5 P.M. – Mariko finishes taking pictures, and goes to meet her friends to traipse through Japanese nightlife. First, though, they must eat.
6 P.M. - In the middle of a big city, you can get any type of food, from Chinese to American, from Indian to Japanese. On this particular day she felt the craving for sushi. After a wonderful meal of unagi, inari, and other types of sushi and sashimi, Mariko and her friends are ready for a night out on the town.

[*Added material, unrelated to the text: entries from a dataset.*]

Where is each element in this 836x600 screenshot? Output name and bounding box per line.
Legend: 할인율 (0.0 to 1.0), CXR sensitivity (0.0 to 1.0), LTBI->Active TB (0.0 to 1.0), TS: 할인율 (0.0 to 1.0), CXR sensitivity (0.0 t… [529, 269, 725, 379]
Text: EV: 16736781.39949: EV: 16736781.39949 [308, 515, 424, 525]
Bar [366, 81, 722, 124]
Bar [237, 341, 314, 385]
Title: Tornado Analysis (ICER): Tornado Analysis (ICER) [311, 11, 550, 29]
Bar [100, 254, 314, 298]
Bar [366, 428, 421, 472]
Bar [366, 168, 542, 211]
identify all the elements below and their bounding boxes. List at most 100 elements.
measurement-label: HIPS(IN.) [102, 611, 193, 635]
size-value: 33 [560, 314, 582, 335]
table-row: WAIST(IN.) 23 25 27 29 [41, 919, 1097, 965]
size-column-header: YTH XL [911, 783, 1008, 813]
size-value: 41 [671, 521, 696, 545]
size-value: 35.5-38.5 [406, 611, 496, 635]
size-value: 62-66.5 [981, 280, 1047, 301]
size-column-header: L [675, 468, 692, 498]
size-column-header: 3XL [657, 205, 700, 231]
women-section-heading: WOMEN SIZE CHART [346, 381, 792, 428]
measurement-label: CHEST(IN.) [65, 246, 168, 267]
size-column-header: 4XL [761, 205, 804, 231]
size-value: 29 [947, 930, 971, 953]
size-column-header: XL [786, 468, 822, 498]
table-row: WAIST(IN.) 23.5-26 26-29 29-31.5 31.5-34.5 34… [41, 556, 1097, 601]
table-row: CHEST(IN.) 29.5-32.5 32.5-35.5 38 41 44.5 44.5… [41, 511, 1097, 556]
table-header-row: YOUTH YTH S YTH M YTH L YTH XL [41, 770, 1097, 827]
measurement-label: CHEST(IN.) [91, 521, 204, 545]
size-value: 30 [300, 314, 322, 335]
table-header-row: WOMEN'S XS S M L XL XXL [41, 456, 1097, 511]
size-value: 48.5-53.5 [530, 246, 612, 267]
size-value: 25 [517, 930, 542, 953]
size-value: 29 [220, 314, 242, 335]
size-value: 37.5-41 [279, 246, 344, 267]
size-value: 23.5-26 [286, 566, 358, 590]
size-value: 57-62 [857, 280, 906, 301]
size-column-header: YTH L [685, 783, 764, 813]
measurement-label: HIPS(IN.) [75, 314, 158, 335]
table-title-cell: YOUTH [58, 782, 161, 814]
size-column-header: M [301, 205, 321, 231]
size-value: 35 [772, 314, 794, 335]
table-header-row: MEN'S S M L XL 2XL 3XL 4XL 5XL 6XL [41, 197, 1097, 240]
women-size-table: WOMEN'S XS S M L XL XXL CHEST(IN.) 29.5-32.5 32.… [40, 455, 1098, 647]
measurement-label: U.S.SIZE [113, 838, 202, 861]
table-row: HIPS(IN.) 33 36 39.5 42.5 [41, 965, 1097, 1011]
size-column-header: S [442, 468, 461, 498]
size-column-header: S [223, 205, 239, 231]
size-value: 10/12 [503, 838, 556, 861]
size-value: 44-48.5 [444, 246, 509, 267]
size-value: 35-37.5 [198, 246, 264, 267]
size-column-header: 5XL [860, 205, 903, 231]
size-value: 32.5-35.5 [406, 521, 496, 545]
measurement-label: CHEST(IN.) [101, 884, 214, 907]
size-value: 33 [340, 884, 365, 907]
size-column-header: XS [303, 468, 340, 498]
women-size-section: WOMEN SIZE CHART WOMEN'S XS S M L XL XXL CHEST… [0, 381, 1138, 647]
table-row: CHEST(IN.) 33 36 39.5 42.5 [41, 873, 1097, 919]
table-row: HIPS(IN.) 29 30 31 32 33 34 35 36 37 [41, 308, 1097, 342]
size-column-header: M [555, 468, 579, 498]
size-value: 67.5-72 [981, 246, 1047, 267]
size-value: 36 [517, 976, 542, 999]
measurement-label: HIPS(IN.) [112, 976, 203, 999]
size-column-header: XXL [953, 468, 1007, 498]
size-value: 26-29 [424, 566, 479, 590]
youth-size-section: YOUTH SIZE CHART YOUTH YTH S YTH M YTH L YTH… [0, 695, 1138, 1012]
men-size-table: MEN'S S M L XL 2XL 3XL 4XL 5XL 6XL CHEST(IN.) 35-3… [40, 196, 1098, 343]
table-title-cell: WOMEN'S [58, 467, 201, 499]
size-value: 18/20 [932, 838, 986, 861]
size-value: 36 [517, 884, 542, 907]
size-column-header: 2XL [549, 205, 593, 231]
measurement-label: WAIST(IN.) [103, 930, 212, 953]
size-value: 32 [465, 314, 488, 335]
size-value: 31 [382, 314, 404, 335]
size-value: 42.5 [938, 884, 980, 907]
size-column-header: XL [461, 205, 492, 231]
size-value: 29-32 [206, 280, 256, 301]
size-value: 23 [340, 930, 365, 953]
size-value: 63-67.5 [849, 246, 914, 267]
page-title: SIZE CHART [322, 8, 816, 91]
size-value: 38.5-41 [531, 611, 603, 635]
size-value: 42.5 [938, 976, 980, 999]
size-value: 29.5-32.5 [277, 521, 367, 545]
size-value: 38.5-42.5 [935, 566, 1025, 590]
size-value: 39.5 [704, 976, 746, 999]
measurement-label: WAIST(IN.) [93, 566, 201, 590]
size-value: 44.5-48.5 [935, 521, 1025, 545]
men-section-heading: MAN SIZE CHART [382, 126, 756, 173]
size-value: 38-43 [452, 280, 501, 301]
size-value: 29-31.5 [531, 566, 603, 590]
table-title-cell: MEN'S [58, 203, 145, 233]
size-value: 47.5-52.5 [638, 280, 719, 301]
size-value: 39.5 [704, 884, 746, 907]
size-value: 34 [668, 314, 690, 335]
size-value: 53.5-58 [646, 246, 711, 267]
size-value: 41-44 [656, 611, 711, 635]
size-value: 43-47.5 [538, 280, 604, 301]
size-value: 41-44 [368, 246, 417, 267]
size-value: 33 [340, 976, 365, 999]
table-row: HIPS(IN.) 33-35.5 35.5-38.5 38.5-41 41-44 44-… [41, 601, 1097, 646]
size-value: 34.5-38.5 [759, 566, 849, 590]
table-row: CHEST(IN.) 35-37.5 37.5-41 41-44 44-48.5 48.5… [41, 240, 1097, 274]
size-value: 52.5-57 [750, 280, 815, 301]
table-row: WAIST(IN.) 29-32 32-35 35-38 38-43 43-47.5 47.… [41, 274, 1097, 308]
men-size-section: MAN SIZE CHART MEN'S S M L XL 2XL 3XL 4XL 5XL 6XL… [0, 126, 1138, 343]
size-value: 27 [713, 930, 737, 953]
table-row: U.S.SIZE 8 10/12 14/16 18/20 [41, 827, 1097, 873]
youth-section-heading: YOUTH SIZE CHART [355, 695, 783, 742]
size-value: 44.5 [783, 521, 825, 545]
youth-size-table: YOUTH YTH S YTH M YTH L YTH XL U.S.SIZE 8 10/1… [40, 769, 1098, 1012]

7 P.M. – With her infinite knowledge of music and movies, there is never a moment where Mariko Okada will find herself bored. Along with her friends, she goes to a concert, perhaps the 15th of the summer. Today she sees her all-time favorite, Adam Green! The concert scene is identical to ours. Screaming fans engulf the venue, with clusters of signs, this time in Japanese and English, littering the view of the stage.
12 P.M. - After the concert, Mariko visits with the band, and meets her idol, Mr. Green. Who could ask for more?
2 A.M. – The night winds down, and Mariko returns home, safe in her home, curled up in bed. Tomorrow will be another day – exotic to us in the United States, but completely normal to Mariko.Soon after, Mariko will board a plane from the Narita Airport, just outside of Tokyo, and she will join us here in Los Angeles. She will eat the same breakfast, take pictures of bustling Los Angeles in all its glory, spend time with her friends (maybe even eat sushi!), and see another band, except maybe this time it will be Coldplay. Sure, the environment is different, but in the end, the ways we enjoy ourselves here in the U.S. is very much the same as those of Mariko Okada in Japan!

Many thanks to Mariko Okada for illuminating upon her life in Japan.